As a traveler, I’m used to constantly changing how I view the world. It isn’t something I feel as if I have to stick to-it just happens naturally for me. This year, as a traveler, I’ve begun to have more conversations with the people I run into on the day-to-day. I’m starting to ask them more about them instead of telling them about myself.
It’s easy to fall into the trap of explaining who I am and where I came from, especially since I am seen as a foreigner in Nicaragua, the place I have taught English for with the Peace Corps the past 17 months.
I’d gone 17 months without seeing my mom. Luckily, over the holidays, she came to visit me. I used the money I’ve earned writing travel-based articles to buy her and myself a ticket to Corn Island, an island off Nicaragua’s Caribbean Coast. I didn’t know what to expect, because it is a small place, and has not been completely overrun by tourists. I’d only heard good things from other volunteers, so we made it out there.
On our third day there, my mom and I decided to go for a walk around the tiny island. We heard black men speaking in English Kreole to one another. Country music was blasting from one house. A group of men were sitting outside. I said “excellent music choice!” and gave a thumbs up to them. Listening to country music reminded me of home. “Come in and sit down, sweetheart!” one man said.

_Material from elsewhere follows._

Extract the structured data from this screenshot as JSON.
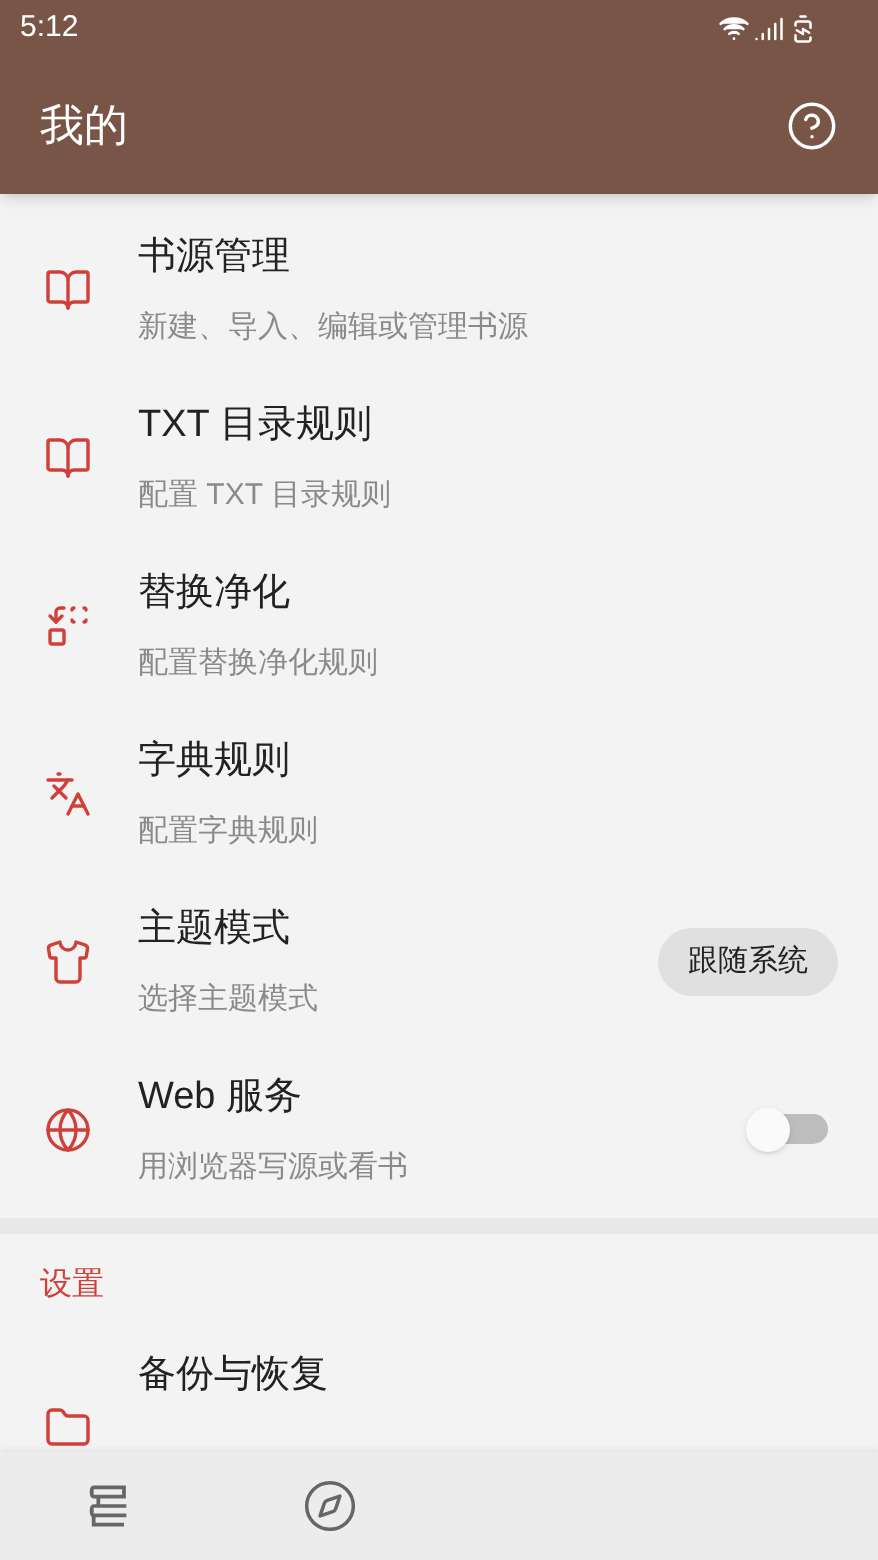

When I heard Kreole, though, It was strange for me to be in a land so close to my own, but I couldn’t understand the language. Luckily for us, people also spoke English and Spanish there. Sometimes we’d speak to people in Spanish and be responded to in Spanish, and vice-versa.

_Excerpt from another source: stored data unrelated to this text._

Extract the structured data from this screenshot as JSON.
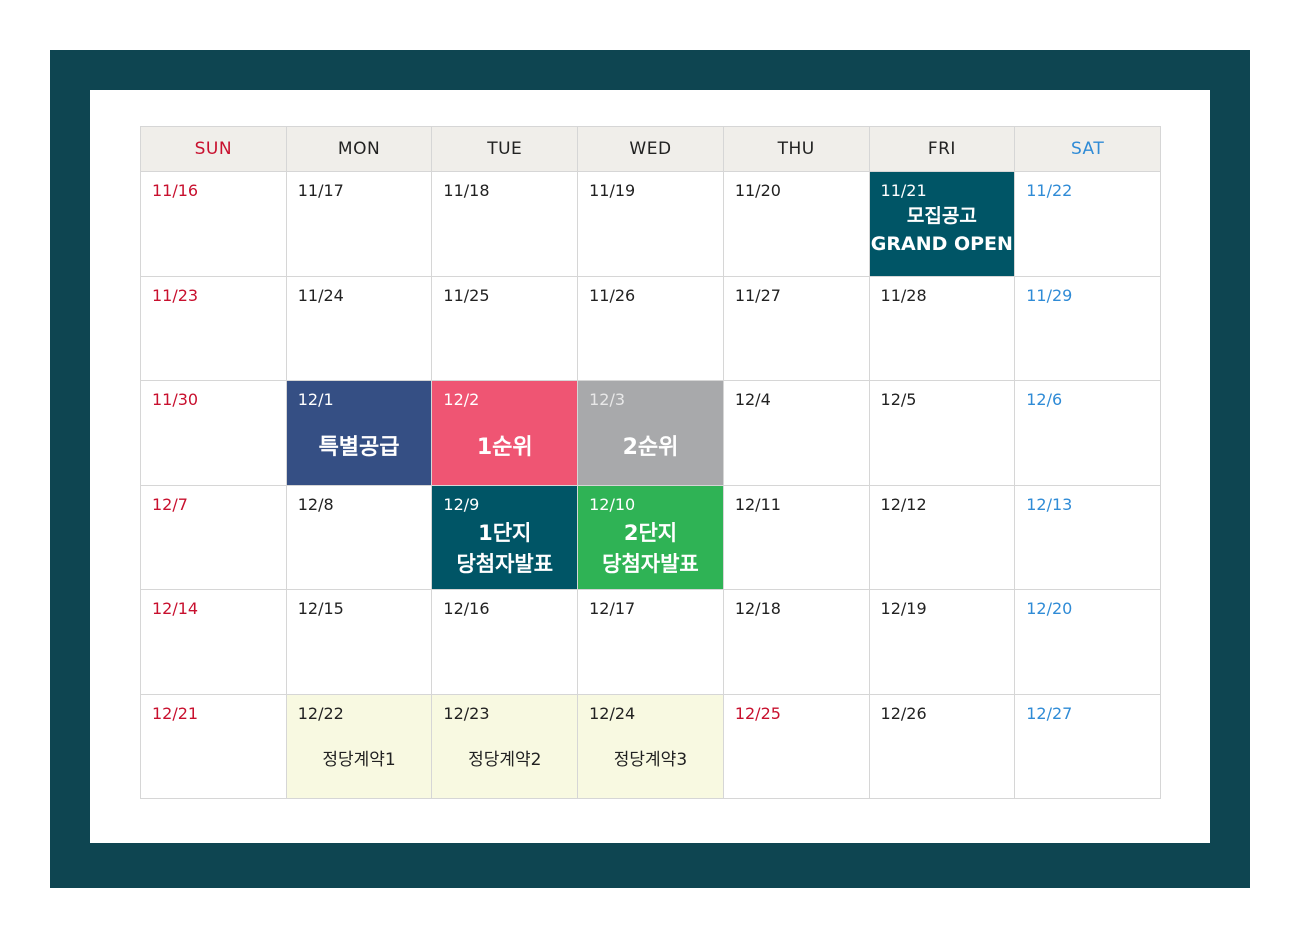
{
  "weekdays": [
    "SUN",
    "MON",
    "TUE",
    "WED",
    "THU",
    "FRI",
    "SAT"
  ],
  "colors": {
    "frame": "#0e4551",
    "sunday": "#c8102e",
    "saturday": "#2f8bd6",
    "grand_open": "#005566",
    "special_supply": "#354f84",
    "first_rank": "#ef5573",
    "second_rank": "#a8a9ab",
    "winner_complex1": "#005566",
    "winner_complex2": "#2fb355",
    "contract": "#f8f9e1"
  },
  "weeks": [
    [
      {
        "date": "11/16"
      },
      {
        "date": "11/17"
      },
      {
        "date": "11/18"
      },
      {
        "date": "11/19"
      },
      {
        "date": "11/20"
      },
      {
        "date": "11/21",
        "event_lines": [
          "모집공고",
          "GRAND OPEN"
        ]
      },
      {
        "date": "11/22"
      }
    ],
    [
      {
        "date": "11/23"
      },
      {
        "date": "11/24"
      },
      {
        "date": "11/25"
      },
      {
        "date": "11/26"
      },
      {
        "date": "11/27"
      },
      {
        "date": "11/28"
      },
      {
        "date": "11/29"
      }
    ],
    [
      {
        "date": "11/30"
      },
      {
        "date": "12/1",
        "event": "특별공급"
      },
      {
        "date": "12/2",
        "event": "1순위"
      },
      {
        "date": "12/3",
        "event": "2순위"
      },
      {
        "date": "12/4"
      },
      {
        "date": "12/5"
      },
      {
        "date": "12/6"
      }
    ],
    [
      {
        "date": "12/7"
      },
      {
        "date": "12/8"
      },
      {
        "date": "12/9",
        "event_lines": [
          "1단지",
          "당첨자발표"
        ]
      },
      {
        "date": "12/10",
        "event_lines": [
          "2단지",
          "당첨자발표"
        ]
      },
      {
        "date": "12/11"
      },
      {
        "date": "12/12"
      },
      {
        "date": "12/13"
      }
    ],
    [
      {
        "date": "12/14"
      },
      {
        "date": "12/15"
      },
      {
        "date": "12/16"
      },
      {
        "date": "12/17"
      },
      {
        "date": "12/18"
      },
      {
        "date": "12/19"
      },
      {
        "date": "12/20"
      }
    ],
    [
      {
        "date": "12/21"
      },
      {
        "date": "12/22",
        "event": "정당계약1"
      },
      {
        "date": "12/23",
        "event": "정당계약2"
      },
      {
        "date": "12/24",
        "event": "정당계약3"
      },
      {
        "date": "12/25"
      },
      {
        "date": "12/26"
      },
      {
        "date": "12/27"
      }
    ]
  ]
}
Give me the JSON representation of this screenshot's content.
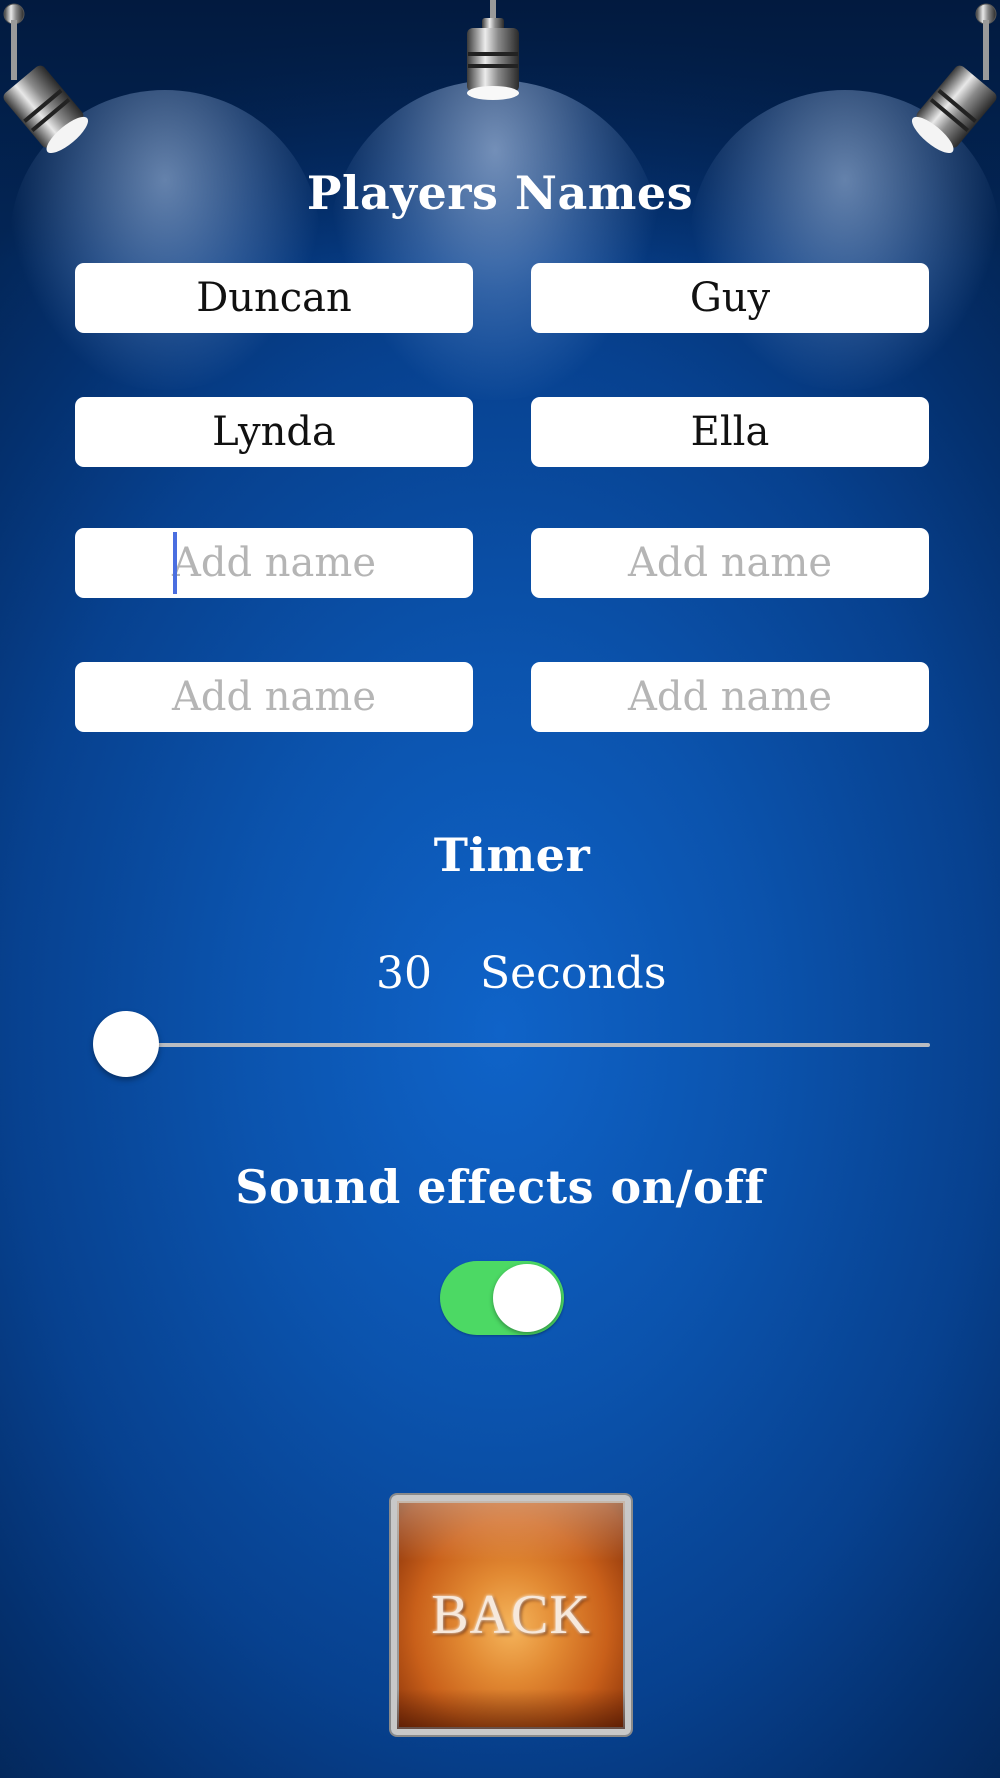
{
  "players": {
    "title": "Players Names",
    "placeholder": "Add name",
    "names": [
      "Duncan",
      "Guy",
      "Lynda",
      "Ella",
      "",
      "",
      "",
      ""
    ]
  },
  "timer": {
    "title": "Timer",
    "value": "30",
    "unit": "Seconds",
    "slider_fraction": 0.0
  },
  "sound": {
    "title": "Sound effects on/off",
    "enabled": true
  },
  "back_button": {
    "label": "BACK"
  },
  "icons": {
    "lamps": [
      "spotlight-icon",
      "spotlight-icon",
      "spotlight-icon"
    ]
  },
  "colors": {
    "toggle_on": "#4cd964",
    "background": "#0b53ad",
    "back_button": "#c9601a"
  }
}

We stopped by this tiny little coconut shack on the north side of the island. We met Sidney, the shack’s owner, and my mom enjoyed a fresh coconut for about 40 cents. She sipped the fresh juice from a straw, then Sidney hacked it open with a knife. We ate the delicious, young pulp, and told Sidney we’d be back the next day. Meet Sidney on my facebook page!
Sure enough, my mom and I returned the following morning before our flight back to semi-reality. This time, Sidney’s wife, Adele, watched as my mom and I giggled at each other sipping from the coconut. We also took selfies by the bus stop that had a giant manta ray placed on top.
I wanted to know more about Adele. I told her that id I lived there, right by the beach like she and Sidney did, then I would never leave. “Do you ever leave?” I asked her.
“Only for visits. I have been to Costa Rica, Colombia, Honduras, to all kinds of places. There is no where like home, though.”
Adele had such a calm, reassuring presence. She didn’t say much more than was necessary, yet she let us enjoy ourselves, soaking up the view and the breeze while sitting on her red, plastic chairs.